Do any of you have these machines? Which brands do you have and do you like them and use them? I'm thinking about getting one or both.


----------



## petey (May 1, 2010)

I have a "Yogourmet" yogurt maker, and I like it a lot because I can make a big two quart container in it. I use it to incubate my sour cream also. Our ice cream maker is a 20+ yr old Sterling, and I am just now getting ready to replace it. We use them both constantly, as we are 110 miles from the nearest town, so picking these things up at the grocery store isn't feasible.


----------



## Ziggy (Nov 13, 2009)

Anyone have one of those new expensive ones that have a built in compressor - they freeze it while making it - no need for ice?


----------



## buckrun (Mar 7, 2008)

Yes 
we have a 'Gelato Junior' or some such.

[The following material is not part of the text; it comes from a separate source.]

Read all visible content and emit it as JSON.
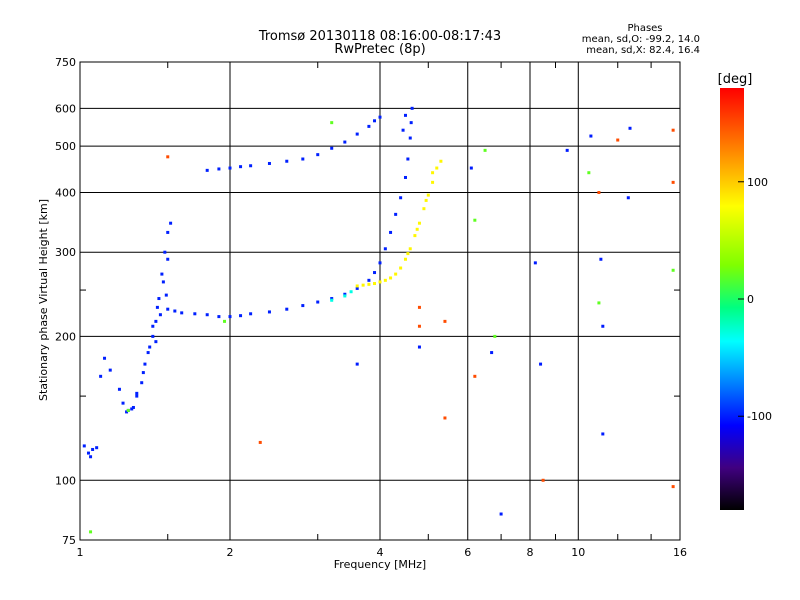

It is wonderful.
We love it- the only complaint is the tank is not big enough!
I make fruit sorbet and ice milk and milk fruit combos and just ridiculous pistachio gelato.


----------



## Bella Star (Oct 27, 2007)

For yogurt, I use a electric Salton yogurt maker 
For Ice Cream, I use a electric 2Qt. Cuisinart ice cream/frozen yogurt maker with a freezer insert that you freeze before making ice cream .

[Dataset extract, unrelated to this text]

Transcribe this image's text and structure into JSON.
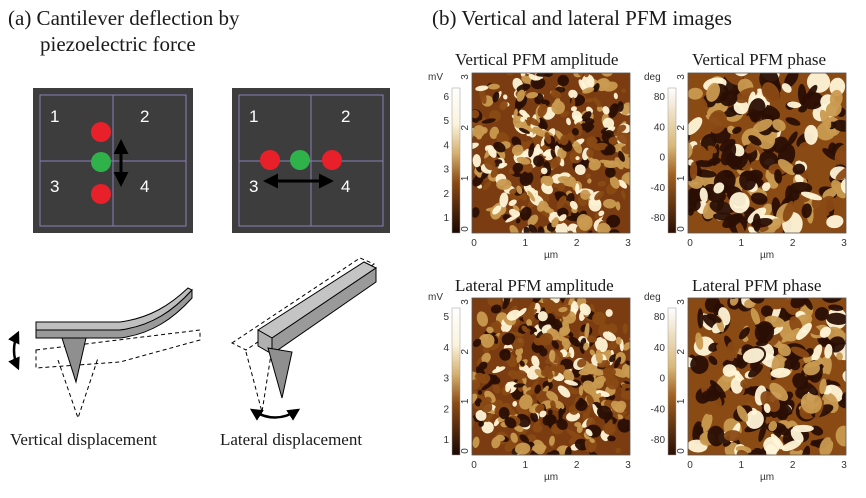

I use both a lot each milking season now for about 3 years and I am using them now


----------



## Ziggy (Nov 13, 2009)

Thanks Lee - I think I'll put it on my Christmas list . I wanted to hear someone from here used and liked it first.


----------



## buckrun (Mar 7, 2008)

We do like it but the container is small if you really love ice cream but it makes a very light product with the constant turning of the blade. Squidge can eat the whole thing by himself so if I plan for it feed anyone other than him I have to do 2 batches. If your ingredients are cold it takes about 20 mins. One very neet thing is if you miss the beeper that says it is finished (when it is too solid for the paddle to turn any more) it will just run the cooling part until you get there.


----------



## LynninTX (Oct 25, 2007)

[[For Ice Cream, I use a electric 2Qt. Cuisinart ice cream/frozen yogurt maker with a freezer insert that you freeze before making ice cream .]]

Me too. I have 3 inserts so we can do 3 batches at a time.

For yogurt... I make too much at a time to fuss with an electric one. We do 14qts at a time in an ice chest. We make yogurt about 3x a week.


----------



## Bella Star (Oct 27, 2007)

:biggrin Lynn, I do need another insert for company as me and hubby can eat a whole batch for supper on a hot night . My yogurt maker makes enough for me and I can slip a little into the ice cream for hubby LOL!


----------



## LynninTX (Oct 25, 2007)

:lol Usually a triple batch lasts my family of 10 2 nights... sometimes with a bit more leftover... depends HOW we are eating it... it goes fastest if I make milk shakes... LOL

I made butter pecan though last week... and that was gone FAST even served with apple turnovers. 

We are so spoiled though and never buy ice cream anymore.


----------